Figure 2023066742000003
表1及び2、並びに図1及び2を対比すると、酸素ガス雰囲気下でPVDFを亜臨界水に接触させた実施例では200℃でのフッ化物イオンの収率が90%以上となる一方で、特許文献2記載の発明と同様にアルゴンガス雰囲気下でPVDFを接触させた比較例では200℃でのフッ化物イオンの収率が80%以下に留まった。また、反応終了後の反応溶液についても、酸素ガス雰囲気下で反応を行った実施例では200℃のものについて固体残渣もなく均一な溶液であり、それ以上の温度であっても固体残渣は少なかったのに対して、アルゴンガス雰囲気下で反応を行った比較例では黒色の固体残渣が多かった。以上のことから、本発明のフッ素原子含有ポリマーの分解方法によれば、特許文献2記載の分解方法に比べてより低温で分解反応が収率良く進行し、また、固体残渣の発生もかなり抑制されることが理解できる。
(1)本発明は、水酸化ナトリウム及び/又は水酸化カリウムの存在下、分解対象であるフッ素原子含有ポリマーを170℃以上250℃未満の亜臨界水に接触させる工程を含み、上記工程が酸素を含む雰囲気で行われることを特徴とするフッ素原子含有ポリマーの分解方法である。
(2)また本発明は、上記亜臨界水の温度が200℃以上250℃未満である(1)項記載のフッ素原子含有ポリマーの分解方法である。

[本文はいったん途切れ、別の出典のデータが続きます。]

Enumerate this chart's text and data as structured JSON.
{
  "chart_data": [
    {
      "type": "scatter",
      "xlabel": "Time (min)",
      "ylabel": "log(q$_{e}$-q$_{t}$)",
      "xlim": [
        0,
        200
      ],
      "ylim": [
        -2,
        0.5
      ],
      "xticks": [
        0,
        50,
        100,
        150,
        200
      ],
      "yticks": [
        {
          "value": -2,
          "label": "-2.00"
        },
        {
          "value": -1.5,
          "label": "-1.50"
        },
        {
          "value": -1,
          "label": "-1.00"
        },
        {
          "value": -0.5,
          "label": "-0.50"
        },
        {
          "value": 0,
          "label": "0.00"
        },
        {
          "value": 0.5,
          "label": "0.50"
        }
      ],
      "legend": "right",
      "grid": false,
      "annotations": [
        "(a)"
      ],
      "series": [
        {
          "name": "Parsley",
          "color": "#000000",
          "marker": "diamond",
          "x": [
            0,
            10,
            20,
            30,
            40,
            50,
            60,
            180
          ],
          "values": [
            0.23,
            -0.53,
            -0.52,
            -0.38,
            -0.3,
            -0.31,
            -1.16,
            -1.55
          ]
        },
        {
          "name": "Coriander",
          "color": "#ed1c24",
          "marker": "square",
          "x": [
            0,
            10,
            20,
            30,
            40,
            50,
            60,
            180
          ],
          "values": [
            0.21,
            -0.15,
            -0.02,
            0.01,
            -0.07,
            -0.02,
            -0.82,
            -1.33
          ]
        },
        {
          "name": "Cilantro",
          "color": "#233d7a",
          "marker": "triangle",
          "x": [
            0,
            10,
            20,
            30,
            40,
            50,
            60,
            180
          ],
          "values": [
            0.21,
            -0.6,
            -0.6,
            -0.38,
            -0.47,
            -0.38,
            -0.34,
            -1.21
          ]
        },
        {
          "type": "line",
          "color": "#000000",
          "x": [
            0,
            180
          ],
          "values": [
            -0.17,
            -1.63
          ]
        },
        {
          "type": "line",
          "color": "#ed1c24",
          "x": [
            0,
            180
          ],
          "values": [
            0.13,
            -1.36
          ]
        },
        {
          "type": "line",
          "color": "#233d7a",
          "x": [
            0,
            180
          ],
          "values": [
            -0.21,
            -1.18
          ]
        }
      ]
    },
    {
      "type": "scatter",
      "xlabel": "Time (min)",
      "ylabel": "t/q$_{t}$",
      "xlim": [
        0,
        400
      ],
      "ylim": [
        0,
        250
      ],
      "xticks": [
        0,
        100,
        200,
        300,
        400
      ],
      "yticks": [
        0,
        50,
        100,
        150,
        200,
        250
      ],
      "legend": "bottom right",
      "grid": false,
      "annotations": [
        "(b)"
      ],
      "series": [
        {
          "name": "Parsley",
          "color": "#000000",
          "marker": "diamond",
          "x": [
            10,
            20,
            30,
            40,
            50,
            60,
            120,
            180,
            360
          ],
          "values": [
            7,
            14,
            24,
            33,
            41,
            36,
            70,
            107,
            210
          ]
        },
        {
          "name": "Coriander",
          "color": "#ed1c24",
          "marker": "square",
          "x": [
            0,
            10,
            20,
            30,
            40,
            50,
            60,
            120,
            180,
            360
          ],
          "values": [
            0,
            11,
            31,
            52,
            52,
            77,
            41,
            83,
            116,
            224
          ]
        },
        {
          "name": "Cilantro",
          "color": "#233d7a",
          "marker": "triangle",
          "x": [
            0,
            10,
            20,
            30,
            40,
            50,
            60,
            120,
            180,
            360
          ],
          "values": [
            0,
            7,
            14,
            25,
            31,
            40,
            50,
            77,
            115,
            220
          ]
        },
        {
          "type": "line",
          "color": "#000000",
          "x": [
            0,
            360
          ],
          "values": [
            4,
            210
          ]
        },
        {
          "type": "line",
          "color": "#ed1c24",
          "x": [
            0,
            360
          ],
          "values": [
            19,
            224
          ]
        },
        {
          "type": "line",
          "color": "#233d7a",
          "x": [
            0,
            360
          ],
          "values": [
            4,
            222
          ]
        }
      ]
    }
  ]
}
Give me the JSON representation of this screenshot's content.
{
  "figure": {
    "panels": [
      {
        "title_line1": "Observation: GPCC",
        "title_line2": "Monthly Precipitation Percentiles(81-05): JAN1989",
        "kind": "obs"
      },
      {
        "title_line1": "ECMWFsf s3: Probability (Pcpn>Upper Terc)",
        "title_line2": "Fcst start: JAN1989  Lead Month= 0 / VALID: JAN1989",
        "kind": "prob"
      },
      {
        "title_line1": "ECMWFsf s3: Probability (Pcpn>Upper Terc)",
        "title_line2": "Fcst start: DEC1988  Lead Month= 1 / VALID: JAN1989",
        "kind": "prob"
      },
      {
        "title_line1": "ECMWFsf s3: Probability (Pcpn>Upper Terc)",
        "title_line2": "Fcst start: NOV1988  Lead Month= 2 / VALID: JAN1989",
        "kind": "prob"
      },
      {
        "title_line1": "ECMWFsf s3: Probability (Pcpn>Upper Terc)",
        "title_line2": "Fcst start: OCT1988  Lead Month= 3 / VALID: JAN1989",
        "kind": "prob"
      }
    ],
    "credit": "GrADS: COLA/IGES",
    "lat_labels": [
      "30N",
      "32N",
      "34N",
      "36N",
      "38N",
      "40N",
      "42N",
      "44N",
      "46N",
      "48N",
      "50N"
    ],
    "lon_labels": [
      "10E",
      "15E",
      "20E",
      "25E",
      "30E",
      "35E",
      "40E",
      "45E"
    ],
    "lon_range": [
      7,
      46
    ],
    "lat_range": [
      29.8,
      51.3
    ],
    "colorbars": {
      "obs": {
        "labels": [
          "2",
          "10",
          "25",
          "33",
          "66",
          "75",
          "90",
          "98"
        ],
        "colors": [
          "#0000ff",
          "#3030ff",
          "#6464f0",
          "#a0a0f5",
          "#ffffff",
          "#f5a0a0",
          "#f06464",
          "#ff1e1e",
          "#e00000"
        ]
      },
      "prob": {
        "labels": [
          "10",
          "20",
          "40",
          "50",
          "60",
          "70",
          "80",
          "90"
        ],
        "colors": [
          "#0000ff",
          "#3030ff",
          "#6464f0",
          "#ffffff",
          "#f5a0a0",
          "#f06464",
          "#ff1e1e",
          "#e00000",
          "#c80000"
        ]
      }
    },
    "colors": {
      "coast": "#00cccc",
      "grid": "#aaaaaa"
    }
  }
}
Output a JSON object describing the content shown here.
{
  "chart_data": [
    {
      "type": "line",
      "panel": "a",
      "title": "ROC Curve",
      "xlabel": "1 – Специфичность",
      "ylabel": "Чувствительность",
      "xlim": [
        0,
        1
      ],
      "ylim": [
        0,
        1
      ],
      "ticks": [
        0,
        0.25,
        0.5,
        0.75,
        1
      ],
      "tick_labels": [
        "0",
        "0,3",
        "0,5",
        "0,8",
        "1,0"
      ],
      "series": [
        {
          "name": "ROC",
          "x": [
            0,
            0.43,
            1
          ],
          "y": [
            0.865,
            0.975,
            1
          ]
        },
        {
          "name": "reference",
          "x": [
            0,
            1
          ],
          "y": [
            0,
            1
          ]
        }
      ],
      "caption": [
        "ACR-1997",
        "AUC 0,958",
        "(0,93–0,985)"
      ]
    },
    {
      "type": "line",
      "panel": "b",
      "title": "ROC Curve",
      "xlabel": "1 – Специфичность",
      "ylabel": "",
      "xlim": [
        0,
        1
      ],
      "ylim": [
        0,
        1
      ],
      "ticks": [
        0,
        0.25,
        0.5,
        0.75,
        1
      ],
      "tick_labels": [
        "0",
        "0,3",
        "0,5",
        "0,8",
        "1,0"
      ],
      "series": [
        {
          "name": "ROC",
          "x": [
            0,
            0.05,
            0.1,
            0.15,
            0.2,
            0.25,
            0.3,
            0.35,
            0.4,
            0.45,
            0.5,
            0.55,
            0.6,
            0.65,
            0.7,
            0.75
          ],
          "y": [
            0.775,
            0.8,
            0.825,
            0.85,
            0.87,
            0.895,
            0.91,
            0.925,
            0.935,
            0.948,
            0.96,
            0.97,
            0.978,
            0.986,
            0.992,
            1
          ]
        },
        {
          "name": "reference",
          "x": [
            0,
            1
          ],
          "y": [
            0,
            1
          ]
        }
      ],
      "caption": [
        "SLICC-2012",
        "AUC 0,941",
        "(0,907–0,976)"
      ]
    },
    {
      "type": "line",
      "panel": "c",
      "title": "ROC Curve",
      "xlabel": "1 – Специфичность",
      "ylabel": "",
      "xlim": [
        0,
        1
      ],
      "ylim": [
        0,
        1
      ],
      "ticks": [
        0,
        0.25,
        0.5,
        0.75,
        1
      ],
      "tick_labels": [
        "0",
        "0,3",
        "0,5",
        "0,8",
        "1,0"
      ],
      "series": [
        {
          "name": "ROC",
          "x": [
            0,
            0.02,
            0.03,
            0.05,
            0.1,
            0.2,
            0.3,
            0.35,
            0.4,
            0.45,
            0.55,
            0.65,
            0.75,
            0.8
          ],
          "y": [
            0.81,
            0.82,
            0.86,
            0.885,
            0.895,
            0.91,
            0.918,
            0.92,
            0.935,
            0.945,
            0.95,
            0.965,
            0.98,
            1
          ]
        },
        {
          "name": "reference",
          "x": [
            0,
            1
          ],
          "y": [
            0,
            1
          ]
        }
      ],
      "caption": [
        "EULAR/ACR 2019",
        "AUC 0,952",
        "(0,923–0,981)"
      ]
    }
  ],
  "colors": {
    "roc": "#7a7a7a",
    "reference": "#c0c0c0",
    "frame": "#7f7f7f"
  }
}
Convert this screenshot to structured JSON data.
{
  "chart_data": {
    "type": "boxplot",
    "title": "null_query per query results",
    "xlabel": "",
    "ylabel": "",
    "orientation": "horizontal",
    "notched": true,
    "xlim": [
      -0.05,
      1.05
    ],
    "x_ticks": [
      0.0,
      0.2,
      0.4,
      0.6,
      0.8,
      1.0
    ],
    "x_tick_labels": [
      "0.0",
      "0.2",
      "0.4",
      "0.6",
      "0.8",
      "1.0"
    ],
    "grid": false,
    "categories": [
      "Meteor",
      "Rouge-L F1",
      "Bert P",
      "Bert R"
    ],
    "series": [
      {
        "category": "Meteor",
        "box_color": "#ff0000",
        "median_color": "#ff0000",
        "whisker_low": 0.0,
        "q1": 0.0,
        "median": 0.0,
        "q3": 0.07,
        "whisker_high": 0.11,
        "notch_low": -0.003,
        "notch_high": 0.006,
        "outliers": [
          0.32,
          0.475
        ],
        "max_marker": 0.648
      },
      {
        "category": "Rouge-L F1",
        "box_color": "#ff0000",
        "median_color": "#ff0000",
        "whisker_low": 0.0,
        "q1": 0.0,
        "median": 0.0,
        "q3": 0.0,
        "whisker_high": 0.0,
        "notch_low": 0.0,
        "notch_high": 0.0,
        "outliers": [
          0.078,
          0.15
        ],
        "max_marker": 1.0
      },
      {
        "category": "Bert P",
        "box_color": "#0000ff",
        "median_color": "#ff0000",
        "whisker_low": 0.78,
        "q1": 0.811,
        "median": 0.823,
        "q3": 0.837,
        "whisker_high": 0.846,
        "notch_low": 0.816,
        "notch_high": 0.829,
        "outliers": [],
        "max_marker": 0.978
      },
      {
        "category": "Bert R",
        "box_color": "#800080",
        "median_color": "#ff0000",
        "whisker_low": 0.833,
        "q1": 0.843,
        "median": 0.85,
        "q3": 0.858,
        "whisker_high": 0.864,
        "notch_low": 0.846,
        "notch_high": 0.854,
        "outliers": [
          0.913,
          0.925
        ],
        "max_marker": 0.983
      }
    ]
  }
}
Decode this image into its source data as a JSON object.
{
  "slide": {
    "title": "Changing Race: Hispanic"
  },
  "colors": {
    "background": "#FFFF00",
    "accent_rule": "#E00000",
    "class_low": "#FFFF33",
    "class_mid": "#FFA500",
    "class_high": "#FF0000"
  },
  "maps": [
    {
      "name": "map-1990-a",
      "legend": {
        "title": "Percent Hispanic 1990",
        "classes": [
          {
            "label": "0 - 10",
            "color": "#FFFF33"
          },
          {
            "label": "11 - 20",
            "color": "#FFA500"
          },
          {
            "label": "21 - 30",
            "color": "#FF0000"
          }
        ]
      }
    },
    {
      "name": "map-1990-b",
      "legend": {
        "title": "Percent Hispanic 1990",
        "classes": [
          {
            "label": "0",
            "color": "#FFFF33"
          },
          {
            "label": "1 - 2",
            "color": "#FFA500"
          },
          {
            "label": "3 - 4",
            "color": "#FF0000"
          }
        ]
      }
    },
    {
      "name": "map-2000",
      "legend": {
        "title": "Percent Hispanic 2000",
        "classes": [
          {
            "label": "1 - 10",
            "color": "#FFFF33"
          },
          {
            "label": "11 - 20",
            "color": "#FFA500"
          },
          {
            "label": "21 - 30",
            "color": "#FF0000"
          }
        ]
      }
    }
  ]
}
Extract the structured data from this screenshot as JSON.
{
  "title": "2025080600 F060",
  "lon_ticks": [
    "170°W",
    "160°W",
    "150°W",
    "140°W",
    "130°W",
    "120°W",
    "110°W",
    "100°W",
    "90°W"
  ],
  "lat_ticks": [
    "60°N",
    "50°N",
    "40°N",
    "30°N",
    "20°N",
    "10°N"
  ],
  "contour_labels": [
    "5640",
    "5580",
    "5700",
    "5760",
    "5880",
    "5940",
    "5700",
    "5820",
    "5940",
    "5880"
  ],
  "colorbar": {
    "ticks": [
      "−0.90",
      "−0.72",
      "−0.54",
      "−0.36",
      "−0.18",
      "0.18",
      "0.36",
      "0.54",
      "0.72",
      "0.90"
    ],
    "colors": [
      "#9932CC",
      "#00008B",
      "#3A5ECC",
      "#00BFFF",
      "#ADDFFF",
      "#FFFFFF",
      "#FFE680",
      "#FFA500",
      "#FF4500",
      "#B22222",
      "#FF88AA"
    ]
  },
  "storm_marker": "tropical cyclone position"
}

(4)本発明は、水酸化ナトリウム及び/又は水酸化カリウムの存在下、分解対象であるフッ素原子含有ポリマーを酸素含有雰囲気にて170℃以上250℃未満の亜臨界水に接触させるための反応容器を備えることを特徴とするフッ素原子含有ポリマーの分解装置でもある。

Claims (4)

  1. アルカリ金属水酸化物及びアルカリ土類金属水酸化物からなる群より選択される少なくとも1種の塩基性化合物の存在下、分解対象であるフッ素原子含有ポリマーを170℃以上の亜臨界水に接触させる工程を含み、前記工程が酸素を含む雰囲気で行われることを特徴とするフッ素原子含有ポリマーの分解方法。
  2. 前記亜臨界水の温度が200℃以上である請求項1記載のフッ素原子含有ポリマーの分解方法。
  3. 前記塩基性化合物が水酸化ナトリウム及び/又は水酸化カリウムである請求項1又は2記載のフッ素原子含有ポリマーの分解方法。
  4. アルカリ金属水酸化物及びアルカリ土類金属水酸化物からなる群より選択される少なくとも1種の塩基性化合物の存在下、分解対象であるフッ素原子含有ポリマーを酸素含有雰囲気にて170℃以上の亜臨界水に接触させるための反応容器を備えることを特徴とするフッ素原子含有ポリマーの分解装置。